Wednesday, May 8, 2019

Can I really do this?

The answer is yes.

As the week came to a close, I became more and more apprehensive about my travels. What was I going to do? I was alone for the first time in months, and I would be alone for weeks. As I watched all my friends say goodbye to Bonn, they were sad to leave but happy to see their families. I was leaving Bonn, but I would not be seeing my family. I didn't even know which city I would go to first. I didn't know my path. I didn't know where I would sleep.

I had known since December that I would be in Europe until June. That end date has since extended into late July, but nevertheless I always knew I would be traveling alone for three weeks and away from my family for 6 months. Nothing about it EVER scared me, until now. Now, nothing was planned out for me. I wasn't heading into a pre-determined program full of Aggies and Americans and English speakers. Now it was up to me.

It is not my first solo trip, but it is the most daring, and up until Tuesday, I was mostly nervous and not excited. That was until it dawned on me how absolutely free I was. I saw flixbus tickets to Paris and realized I could pack up and leave at this very moment. I saw flights to several countries, I saw cheap hostels and I realized

Am
Free

I had no responsibilities. Nothing tying me to a place. No people wanting to go one place instead of another. With the loneliness came freedom.

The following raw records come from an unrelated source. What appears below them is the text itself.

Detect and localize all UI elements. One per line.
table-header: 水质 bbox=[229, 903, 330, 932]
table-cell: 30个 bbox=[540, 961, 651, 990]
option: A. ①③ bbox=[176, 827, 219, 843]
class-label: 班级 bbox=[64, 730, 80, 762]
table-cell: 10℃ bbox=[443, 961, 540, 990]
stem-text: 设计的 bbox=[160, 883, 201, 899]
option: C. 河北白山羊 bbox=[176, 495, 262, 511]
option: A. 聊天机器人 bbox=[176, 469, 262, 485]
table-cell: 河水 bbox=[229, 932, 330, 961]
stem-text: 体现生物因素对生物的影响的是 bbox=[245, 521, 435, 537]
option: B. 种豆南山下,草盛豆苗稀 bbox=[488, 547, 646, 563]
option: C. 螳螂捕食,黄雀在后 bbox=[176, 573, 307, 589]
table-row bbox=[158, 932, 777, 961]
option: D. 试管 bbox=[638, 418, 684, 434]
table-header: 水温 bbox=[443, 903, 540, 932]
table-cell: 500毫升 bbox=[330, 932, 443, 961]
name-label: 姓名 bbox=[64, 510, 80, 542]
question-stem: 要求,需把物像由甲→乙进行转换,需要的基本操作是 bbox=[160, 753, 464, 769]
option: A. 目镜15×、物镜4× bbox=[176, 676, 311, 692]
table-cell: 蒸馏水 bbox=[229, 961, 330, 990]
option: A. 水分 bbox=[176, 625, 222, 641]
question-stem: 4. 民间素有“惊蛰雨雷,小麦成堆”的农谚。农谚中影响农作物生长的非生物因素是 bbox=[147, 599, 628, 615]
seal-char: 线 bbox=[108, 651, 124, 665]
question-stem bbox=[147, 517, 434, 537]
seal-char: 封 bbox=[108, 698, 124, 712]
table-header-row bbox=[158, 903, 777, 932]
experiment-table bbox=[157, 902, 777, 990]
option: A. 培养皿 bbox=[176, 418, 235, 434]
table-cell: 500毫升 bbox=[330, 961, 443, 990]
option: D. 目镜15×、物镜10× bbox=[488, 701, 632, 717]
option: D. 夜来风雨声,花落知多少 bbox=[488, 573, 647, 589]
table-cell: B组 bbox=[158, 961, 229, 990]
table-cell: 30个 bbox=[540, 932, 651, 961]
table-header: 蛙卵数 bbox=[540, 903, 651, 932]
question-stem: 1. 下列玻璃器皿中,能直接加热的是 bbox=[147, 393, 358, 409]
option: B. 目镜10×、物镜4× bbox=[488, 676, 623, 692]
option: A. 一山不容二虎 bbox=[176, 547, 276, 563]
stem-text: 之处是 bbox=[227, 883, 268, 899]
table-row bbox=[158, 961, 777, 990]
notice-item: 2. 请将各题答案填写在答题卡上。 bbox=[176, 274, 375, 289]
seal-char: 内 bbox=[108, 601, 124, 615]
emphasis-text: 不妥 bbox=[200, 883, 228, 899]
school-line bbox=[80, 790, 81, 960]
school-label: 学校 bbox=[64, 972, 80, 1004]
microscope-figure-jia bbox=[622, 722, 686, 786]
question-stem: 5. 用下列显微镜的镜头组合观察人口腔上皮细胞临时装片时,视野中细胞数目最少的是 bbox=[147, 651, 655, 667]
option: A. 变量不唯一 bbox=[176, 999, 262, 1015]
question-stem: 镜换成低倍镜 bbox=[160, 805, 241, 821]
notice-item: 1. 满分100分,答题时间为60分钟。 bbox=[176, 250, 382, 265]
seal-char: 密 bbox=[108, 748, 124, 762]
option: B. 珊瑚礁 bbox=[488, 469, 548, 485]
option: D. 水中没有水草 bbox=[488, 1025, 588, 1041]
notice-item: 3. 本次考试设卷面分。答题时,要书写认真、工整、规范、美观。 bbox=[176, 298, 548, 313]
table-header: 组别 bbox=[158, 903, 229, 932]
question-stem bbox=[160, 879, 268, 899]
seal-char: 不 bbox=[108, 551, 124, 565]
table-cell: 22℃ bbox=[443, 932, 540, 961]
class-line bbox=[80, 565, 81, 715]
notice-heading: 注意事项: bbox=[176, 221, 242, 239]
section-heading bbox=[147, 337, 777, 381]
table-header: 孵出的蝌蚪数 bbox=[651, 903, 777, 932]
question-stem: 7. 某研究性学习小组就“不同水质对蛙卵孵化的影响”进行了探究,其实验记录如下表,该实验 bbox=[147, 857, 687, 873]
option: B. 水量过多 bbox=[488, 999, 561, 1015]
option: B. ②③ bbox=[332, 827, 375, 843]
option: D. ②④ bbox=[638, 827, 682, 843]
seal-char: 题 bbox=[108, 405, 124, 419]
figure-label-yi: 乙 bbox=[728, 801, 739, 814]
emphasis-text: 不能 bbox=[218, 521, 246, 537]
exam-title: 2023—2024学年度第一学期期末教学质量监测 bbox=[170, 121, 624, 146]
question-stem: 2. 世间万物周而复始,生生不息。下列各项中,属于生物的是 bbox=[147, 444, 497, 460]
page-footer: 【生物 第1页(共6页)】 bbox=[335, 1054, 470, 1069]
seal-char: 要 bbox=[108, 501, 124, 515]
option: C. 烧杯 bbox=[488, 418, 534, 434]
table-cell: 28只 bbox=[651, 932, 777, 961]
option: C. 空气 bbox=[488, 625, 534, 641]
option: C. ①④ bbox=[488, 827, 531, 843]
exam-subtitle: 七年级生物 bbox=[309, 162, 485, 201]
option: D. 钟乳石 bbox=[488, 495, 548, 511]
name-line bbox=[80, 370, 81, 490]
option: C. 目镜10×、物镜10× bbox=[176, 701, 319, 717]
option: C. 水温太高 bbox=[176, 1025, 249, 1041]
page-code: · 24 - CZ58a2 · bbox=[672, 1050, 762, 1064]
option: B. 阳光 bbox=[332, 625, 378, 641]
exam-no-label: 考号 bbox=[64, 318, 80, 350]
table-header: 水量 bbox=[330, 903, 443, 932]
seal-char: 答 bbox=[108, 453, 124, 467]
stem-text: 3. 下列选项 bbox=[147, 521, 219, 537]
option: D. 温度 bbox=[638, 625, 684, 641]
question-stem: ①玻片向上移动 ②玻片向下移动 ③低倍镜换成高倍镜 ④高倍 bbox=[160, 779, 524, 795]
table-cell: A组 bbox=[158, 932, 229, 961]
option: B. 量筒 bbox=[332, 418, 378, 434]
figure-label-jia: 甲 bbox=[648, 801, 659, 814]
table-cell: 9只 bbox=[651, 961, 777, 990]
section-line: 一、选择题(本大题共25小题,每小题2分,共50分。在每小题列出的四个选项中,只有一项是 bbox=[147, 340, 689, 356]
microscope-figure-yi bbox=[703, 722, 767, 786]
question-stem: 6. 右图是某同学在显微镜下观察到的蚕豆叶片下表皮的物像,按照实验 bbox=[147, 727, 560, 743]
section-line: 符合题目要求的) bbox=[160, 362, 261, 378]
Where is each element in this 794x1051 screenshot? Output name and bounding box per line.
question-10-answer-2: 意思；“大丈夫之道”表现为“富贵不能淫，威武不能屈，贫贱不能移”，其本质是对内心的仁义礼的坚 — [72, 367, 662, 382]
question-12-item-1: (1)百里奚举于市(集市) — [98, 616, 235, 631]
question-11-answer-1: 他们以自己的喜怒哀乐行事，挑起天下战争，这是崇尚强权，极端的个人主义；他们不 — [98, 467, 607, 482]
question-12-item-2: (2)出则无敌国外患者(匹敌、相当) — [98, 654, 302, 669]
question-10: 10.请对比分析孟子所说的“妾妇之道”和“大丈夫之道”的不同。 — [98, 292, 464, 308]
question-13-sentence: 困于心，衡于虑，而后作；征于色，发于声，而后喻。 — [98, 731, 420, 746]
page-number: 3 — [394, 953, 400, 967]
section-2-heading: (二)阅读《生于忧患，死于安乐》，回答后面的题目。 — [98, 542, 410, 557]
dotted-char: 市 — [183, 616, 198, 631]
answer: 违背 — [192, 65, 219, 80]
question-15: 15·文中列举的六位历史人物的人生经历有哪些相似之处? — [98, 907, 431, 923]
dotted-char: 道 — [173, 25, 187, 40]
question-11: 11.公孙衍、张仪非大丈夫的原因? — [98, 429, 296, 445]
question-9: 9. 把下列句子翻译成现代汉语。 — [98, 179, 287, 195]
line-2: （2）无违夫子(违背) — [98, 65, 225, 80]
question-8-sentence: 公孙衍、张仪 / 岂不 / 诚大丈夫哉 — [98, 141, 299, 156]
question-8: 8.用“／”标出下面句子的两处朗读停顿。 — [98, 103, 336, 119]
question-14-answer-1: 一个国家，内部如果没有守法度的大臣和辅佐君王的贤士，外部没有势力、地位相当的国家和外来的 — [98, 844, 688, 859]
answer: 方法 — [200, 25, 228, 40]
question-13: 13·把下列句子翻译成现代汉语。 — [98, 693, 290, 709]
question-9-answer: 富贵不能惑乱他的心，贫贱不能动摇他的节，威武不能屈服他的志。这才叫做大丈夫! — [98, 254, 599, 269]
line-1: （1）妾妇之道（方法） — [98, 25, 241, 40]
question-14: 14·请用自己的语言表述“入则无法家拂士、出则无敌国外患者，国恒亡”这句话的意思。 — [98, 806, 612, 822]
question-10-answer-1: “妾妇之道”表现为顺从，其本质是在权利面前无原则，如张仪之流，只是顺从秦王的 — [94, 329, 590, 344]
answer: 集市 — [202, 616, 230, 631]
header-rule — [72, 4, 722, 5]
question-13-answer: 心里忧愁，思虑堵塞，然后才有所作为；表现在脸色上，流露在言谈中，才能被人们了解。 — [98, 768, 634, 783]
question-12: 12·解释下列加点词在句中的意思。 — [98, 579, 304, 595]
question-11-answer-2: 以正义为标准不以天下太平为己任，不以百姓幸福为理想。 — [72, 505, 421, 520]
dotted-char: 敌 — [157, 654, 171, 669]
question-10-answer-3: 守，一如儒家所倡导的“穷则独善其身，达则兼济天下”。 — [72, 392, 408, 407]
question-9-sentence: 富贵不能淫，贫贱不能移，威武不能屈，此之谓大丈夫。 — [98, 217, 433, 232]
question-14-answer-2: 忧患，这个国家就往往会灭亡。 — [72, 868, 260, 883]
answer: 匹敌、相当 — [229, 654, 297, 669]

And although there have already been bumps in the road- like realizing I had to book an extremely last minute flight to Portugal if I wanted to make it to Sevilla in time for Feria without paying $300, and not checking in on time, and missing my connection and having to throw away some luggage, and only having a Deutsche Post Marathon drawstring bag and my pink Magellan to sustain me for two months, and- it didn't matter. It worked out. And now I'm taking an unexpected trip to a Portuguese beach and staying in a 10 dollar hostel. With no data, but a downloaded google translate language and a maps.me navigator.

And I think I'll be just fine. If anyone knows how to make it through tough and abrupt situations, it's me. Can't wait for you to hear all about it. Tchüss.